These tools remain in the agent's context for immediate access:

**Essential Filesystem** (required for tool discovery):

- ``read_file`` - Read tool definitions and source code
- ``write_file`` - Save generated code
- ``list_directory`` - Discover available tools
- ``create_directory`` - Organize workspace
- ``move_file`` - Manage files
- ``get_file_info`` - Check file metadata

**Command Execution** (required for filesystem-first):

- ``execute_command`` - Run shell commands (ripgrep, ast-grep, Python, etc.)
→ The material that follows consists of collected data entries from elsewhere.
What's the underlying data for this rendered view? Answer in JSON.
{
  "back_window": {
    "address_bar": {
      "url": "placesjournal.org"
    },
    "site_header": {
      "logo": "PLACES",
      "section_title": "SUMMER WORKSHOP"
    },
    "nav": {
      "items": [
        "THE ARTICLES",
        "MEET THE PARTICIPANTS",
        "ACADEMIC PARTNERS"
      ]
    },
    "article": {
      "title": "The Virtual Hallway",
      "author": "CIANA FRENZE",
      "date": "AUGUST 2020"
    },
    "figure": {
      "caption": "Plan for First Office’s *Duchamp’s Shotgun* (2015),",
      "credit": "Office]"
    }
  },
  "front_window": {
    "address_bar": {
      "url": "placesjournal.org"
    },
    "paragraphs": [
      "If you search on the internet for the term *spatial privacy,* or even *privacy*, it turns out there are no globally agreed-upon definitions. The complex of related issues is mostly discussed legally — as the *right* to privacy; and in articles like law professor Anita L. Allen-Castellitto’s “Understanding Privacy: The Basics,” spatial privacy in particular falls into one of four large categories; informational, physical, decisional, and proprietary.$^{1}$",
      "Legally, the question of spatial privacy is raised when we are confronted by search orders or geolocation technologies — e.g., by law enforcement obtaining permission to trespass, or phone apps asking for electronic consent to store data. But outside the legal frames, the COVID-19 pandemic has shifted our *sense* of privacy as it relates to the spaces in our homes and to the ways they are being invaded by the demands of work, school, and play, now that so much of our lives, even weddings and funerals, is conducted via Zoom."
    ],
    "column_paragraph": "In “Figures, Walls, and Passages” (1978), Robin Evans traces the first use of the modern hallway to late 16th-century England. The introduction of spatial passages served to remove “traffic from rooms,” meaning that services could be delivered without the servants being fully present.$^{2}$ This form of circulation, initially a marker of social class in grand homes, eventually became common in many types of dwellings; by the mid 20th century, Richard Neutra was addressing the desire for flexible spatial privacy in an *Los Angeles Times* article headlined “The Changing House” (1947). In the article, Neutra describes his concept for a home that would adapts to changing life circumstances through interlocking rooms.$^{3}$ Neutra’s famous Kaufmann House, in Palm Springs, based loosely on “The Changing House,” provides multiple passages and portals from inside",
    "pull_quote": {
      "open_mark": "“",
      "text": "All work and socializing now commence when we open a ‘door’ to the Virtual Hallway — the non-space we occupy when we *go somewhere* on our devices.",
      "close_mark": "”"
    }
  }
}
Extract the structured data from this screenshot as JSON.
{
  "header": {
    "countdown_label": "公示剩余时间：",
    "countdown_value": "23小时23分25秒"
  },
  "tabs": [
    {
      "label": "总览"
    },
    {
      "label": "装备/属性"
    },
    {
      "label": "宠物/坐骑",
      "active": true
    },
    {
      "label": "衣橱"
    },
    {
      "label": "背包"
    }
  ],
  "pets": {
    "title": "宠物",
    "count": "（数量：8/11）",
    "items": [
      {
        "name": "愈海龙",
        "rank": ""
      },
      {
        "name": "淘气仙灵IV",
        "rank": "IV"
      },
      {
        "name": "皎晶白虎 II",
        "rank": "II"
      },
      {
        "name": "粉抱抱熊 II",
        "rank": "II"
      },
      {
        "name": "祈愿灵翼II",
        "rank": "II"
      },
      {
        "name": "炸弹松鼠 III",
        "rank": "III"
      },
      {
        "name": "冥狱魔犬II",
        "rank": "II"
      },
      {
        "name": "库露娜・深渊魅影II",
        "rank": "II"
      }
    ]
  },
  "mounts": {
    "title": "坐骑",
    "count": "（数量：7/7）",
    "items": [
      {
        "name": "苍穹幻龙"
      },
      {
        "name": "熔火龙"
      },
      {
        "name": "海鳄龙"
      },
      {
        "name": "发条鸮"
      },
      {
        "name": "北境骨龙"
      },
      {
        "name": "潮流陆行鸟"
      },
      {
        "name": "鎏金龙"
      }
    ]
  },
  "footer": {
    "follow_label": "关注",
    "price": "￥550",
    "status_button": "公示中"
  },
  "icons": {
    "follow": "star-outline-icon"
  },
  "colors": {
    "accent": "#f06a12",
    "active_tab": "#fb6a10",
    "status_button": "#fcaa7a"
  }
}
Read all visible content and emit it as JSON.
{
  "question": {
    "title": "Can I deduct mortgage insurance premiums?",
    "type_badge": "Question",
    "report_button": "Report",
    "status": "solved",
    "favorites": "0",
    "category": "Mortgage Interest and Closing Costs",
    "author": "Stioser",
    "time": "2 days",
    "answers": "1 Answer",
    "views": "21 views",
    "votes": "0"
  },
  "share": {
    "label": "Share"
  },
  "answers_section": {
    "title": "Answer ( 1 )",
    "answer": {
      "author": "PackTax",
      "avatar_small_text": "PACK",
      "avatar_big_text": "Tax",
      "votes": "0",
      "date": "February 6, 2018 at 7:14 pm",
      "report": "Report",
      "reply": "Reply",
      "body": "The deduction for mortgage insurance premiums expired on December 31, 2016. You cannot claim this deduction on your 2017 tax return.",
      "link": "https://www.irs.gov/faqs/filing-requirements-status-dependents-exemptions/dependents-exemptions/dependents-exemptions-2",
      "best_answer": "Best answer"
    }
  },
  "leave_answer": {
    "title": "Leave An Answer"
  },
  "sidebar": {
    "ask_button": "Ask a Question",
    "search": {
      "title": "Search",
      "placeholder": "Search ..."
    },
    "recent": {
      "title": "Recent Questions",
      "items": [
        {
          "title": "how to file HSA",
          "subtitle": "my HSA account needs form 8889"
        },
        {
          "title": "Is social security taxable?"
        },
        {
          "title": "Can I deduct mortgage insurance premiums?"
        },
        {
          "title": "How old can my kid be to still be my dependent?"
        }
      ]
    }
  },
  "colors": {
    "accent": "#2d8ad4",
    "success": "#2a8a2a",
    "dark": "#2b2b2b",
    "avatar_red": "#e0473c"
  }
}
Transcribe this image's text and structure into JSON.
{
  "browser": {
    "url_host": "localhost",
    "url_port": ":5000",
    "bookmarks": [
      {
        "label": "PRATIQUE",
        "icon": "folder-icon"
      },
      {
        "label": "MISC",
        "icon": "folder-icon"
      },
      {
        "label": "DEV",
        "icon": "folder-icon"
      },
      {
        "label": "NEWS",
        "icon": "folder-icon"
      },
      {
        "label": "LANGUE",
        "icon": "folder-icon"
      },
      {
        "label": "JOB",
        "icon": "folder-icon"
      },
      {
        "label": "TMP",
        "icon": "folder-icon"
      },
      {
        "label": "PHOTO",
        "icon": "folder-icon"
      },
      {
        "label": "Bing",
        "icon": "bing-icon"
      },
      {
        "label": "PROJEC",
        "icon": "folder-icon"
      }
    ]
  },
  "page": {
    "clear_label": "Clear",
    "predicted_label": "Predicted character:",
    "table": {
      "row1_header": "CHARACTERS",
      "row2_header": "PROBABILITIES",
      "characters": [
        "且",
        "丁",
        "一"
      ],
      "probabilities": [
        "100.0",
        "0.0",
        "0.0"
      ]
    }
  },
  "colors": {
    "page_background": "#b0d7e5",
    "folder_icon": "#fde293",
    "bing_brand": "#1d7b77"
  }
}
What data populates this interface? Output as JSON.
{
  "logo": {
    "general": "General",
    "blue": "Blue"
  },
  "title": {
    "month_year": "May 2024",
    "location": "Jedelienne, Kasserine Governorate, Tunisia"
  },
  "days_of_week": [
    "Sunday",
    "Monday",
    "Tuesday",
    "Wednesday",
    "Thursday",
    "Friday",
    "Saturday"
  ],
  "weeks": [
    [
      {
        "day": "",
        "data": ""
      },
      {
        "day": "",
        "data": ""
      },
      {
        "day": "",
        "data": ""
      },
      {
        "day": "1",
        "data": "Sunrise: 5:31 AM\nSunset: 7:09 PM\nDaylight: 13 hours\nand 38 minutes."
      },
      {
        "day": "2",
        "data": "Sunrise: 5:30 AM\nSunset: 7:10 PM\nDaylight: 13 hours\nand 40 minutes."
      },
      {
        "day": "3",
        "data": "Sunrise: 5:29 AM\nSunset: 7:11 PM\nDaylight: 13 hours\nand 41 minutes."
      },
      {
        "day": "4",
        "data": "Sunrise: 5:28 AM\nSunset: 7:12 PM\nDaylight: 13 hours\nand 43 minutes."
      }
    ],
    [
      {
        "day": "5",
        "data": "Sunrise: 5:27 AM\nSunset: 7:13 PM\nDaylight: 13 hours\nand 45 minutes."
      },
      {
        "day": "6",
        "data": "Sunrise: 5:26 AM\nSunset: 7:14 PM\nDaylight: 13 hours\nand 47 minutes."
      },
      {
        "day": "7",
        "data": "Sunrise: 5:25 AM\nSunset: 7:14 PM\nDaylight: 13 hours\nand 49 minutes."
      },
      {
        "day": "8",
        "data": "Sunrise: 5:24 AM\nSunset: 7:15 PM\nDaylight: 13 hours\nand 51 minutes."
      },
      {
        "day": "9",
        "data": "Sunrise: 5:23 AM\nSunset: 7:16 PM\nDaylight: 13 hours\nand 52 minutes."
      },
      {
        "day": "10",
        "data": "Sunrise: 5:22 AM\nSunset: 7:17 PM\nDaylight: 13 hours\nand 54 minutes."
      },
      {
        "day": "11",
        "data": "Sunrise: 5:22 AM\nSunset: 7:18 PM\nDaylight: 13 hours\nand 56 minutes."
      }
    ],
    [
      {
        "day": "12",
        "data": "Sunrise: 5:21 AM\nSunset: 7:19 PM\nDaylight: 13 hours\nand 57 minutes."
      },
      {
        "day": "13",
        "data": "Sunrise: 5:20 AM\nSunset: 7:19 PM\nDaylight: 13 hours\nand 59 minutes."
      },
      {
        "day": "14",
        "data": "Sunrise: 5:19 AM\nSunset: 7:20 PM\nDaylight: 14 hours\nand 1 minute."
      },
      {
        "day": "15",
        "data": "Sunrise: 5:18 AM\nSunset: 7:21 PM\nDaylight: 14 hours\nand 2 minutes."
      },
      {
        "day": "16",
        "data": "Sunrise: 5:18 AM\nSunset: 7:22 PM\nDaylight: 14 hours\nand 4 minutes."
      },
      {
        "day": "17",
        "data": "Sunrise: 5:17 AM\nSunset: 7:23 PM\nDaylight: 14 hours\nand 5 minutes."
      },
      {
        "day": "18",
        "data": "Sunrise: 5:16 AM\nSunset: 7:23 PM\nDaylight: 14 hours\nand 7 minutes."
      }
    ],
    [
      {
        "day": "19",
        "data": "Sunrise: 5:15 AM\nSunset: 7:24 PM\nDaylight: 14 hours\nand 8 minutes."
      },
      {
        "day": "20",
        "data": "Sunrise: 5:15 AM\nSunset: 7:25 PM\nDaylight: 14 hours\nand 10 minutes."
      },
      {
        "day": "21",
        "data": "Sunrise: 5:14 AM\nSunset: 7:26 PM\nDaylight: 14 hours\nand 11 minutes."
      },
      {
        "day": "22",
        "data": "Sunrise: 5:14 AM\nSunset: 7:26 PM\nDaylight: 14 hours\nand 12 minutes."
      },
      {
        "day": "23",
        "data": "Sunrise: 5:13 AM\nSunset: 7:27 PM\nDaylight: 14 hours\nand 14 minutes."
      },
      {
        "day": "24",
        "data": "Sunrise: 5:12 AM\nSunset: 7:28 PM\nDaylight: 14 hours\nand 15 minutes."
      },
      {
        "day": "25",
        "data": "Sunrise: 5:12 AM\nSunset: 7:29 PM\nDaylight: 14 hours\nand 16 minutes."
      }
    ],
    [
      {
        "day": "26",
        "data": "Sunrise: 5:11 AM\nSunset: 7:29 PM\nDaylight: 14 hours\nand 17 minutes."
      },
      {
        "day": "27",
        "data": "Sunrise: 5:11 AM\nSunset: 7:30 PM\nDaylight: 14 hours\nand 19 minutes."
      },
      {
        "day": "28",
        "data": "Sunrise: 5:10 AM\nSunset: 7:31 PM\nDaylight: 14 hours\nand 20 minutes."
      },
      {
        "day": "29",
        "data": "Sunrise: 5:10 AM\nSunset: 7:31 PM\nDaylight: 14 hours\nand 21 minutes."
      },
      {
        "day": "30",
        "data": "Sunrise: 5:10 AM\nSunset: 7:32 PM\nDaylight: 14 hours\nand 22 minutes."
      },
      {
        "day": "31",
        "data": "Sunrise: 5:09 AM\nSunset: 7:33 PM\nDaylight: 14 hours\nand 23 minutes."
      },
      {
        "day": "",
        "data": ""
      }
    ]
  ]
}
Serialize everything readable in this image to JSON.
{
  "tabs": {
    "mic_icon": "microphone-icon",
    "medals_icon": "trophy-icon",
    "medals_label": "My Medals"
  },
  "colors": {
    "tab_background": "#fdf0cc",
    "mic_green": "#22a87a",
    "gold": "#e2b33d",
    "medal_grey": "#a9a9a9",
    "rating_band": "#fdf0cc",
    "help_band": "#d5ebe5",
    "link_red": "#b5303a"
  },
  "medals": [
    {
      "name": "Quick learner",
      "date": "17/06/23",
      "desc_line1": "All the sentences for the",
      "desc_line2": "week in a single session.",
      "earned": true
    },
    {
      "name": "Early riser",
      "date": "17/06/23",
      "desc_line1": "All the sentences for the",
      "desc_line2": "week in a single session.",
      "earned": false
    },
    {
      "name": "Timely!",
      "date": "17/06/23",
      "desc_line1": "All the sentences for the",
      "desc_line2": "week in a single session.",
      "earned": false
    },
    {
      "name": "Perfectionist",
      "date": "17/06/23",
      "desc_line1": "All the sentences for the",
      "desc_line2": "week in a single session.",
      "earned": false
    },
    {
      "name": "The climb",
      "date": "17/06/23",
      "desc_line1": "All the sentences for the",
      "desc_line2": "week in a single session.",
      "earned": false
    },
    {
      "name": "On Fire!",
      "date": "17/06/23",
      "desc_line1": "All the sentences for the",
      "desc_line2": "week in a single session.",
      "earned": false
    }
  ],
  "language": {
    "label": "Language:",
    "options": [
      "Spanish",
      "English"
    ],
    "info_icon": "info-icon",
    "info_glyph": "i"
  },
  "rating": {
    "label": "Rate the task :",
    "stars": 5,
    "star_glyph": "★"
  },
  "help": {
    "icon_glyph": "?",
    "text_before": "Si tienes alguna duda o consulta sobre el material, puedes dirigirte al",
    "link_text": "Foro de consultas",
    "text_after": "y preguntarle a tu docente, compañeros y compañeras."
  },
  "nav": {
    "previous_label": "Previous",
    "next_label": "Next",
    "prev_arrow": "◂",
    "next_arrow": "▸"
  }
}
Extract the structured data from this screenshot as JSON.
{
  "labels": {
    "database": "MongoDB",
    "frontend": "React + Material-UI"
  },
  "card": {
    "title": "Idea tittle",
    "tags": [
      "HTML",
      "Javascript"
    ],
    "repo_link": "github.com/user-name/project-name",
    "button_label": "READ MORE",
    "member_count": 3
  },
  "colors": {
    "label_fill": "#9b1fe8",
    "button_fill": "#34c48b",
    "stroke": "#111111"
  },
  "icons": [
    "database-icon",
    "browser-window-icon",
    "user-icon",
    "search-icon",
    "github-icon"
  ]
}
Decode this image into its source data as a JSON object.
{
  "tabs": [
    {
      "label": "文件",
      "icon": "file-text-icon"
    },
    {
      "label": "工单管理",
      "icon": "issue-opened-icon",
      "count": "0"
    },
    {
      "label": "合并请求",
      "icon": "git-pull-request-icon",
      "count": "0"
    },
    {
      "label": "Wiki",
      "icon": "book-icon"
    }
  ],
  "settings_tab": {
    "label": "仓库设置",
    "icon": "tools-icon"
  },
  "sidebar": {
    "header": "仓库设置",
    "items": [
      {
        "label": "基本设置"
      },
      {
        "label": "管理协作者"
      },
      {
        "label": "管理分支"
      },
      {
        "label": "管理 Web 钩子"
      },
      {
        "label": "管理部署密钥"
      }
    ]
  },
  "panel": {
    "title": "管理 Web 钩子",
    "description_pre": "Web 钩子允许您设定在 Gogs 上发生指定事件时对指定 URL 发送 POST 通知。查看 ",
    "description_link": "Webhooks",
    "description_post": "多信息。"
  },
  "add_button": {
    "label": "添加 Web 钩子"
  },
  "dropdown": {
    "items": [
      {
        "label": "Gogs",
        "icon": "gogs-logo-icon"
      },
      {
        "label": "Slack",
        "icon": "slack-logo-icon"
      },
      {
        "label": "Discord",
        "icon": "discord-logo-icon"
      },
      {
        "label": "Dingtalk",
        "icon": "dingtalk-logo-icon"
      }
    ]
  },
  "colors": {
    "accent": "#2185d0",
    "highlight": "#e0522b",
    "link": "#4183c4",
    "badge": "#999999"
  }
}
**Total context cost**: ~3-4K tokens (vs. ~150K for all tools)

Available MCP Servers
---------------------

List all MCP servers you want to make available. Agents will discover them on-demand:

.. code-block:: yaml

   massgen:
     available_mcp_servers:
       # Productivity
       - google-drive
       - gmail
       - google-calendar
       - notion
       - slack

       # Development
       - github
       - gitlab
       - linear

       # Databases
       - postgres
       - mongodb

       # ... add unlimited servers!

**No context cost** - All servers exposed as files, zero tokens in context.

Agent Configuration
-------------------

Agents must have code execution enabled:

.. code-block:: yaml

   agents:
     - id: "universal_agent"
       backend:
         type: "openai"
         model: "gpt-4o"
         enable_mcp_command_line: true  # Required
         command_line_execution_mode: "docker"  # Required
         command_line_docker_image: "massgen/mcp-runtime:latest"

Tool Discovery
==============

Agents use standard CLI tools to discover relevant tools:

Ripgrep (Fast Text Search)
---------------------------

Find tools by keyword:

.. code-block:: bash

   # Find all tools related to "document"
   rg "document" servers/ tools/ -i -l

   # Find tools with specific capabilities
   rg "screenshot|image|visual" tools/ -i -l

AST-grep (Structural Search)
-----------------------------

Find tools by code structure:

.. code-block:: bash

   # Find all async functions
   ast-grep --pattern 'async def $FUNC($$$)' servers/

   # Find tools that return specific types
   ast-grep --pattern 'def $FUNC($$$) -> Dict' servers/

Directory Listing
-----------------

Browse available servers and tools:

.. code-block:: python

   import os

   # List all MCP servers
   servers = os.listdir("servers/")
   print(f"Available: {servers}")

   # List tools in a server
   tools = os.listdir("servers/google-drive/")

Skills System
=============

Skills are reusable workflows saved in SKILL.md format (compatible with Anthropic Skills specification).

Creating Skills
---------------

Agents can save successful workflows:

.. code-block:: python

   from _massgen_runtime import save_skill

   save_skill(
       name="webapp-testing",
       description="Test web applications with Playwright",
       instructions="""
   # Web Application Testing Skill

   ## Instructions
   1. Navigate to URL using playwright_navigate
   2. Take screenshots
   3. Check console for errors

   ## Example
   ```python
   from tools.web import playwright_navigate
   result = await playwright_navigate(url="https://example.com", screenshot=True)
   ```
       """,
       community=True  # Share with all agents
   )

Skills are saved as directories with SKILL.md:

.. code-block:: text

   skills/community/webapp-testing/
   ├── SKILL.md                  # Instructions
   ├── references/               # Optional documentation
   ├── scripts/                  # Optional helper scripts
   └── assets/                   # Optional templates/config

Using Skills
------------

Discover and use skills via filesystem:

.. code-block:: python

   # Discover skills
   import os
   skills = os.listdir("skills/community/")

   # Read a skill
   with open("skills/community/webapp-testing/SKILL.md") as f:
       instructions = f.read()

   # Or use helper
   from _massgen_runtime import read_skill
   skill = read_skill("webapp-testing")
   print(skill["instructions"])

Listing Skills
--------------

.. code-block:: python

   from _massgen_runtime import list_skills

   skills = list_skills()

   print("My skills:")
   for skill in skills["own"]:
       print(f"  - {skill['name']}: {skill['description']}")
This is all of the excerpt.